Der Niederländer Mart Stam zählt zu den bedeutendsten Architekten und Gestaltern der Moderne. In den 1920er Jahren arbeitete er in Deutschland und unterrichtete am Bauhaus in Dessau. Zur selben Zeit entwickelte Marianne Brandt (1893–1983) dort als Leiterin der Metallwerkstatt Modelle für Lampen und Geschirr. Die Produktenwürfe der aus Chemnitz stammenden Fotografin, Malerin und Bildhauerin zählen zu den Design-Klassikern.
Nach dem Zweiten Weltkrieg wollte Mart Stam im zerstörten Dresden die Tradition des Bauhauses wiederbeleben. 1948 berief er Brandt an die spätere Hochschule der bildenden Künste, die er leitete.
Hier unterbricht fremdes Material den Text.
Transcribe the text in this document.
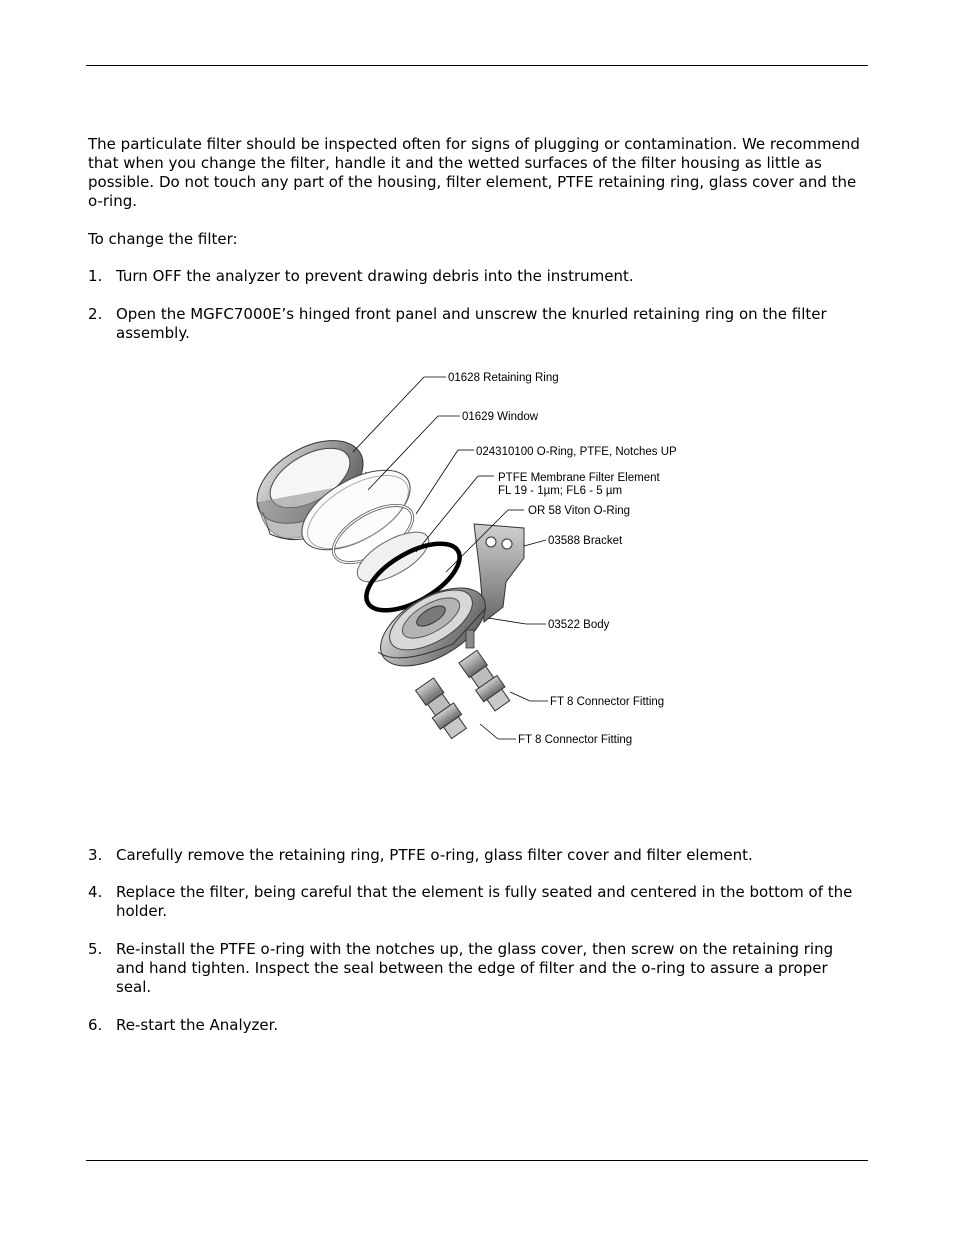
The particulate filter should be inspected often for signs of plugging or contamination. We recommend that when you change the filter, handle it and the wetted surfaces of the filter housing as little as possible. Do not touch any part of the housing, filter element, PTFE retaining ring, glass cover and the o-ring.

To change the filter:

1. Turn OFF the analyzer to prevent drawing debris into the instrument.
2. Open the MGFC7000E’s hinged front panel and unscrew the knurled retaining ring on the filter assembly.
01628 Retaining Ring
01629 Window
024310100 O-Ring, PTFE, Notches UP
PTFE Membrane Filter Element
FL 19 - 1µm; FL6 - 5 µm
OR 58 Viton O-Ring
03588 Bracket
03522 Body
FT 8 Connector Fitting
FT 8 Connector Fitting
3. Carefully remove the retaining ring, PTFE o-ring, glass filter cover and filter element.
4. Replace the filter, being careful that the element is fully seated and centered in the bottom of the holder.
5. Re-install the PTFE o-ring with the notches up, the glass cover, then screw on the retaining ring and hand tighten. Inspect the seal between the edge of filter and the o-ring to assure a proper seal.
6. Re-start the Analyzer.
In einem Telegramm vom 8. Dezember 1948 lud er die Künstlerin mit wenigen Worten ein, sich in der Güntzstraße 34 bei ihm zu melden. Brandt lebte zu dieser Zeit in ihrer Heimatstadt Chemnitz und war arbeitslos. Sie nahm die Einladung an und zog nach Dresden, wo sie von 1949 bis 1951 als Dozentin für Holz, Metall und Keramik lehrte. Auseinandersetzungen um die künstlerische Ausrichtung in der DDR sorgten dafür, dass beide an die Hochschule Berlin-Weißensee wechselten. Stam verließ Berlin bereits wieder 1952, Brandt kehrte 1954 nach Karl-Marx-Stadt (Chemnitz) zurück.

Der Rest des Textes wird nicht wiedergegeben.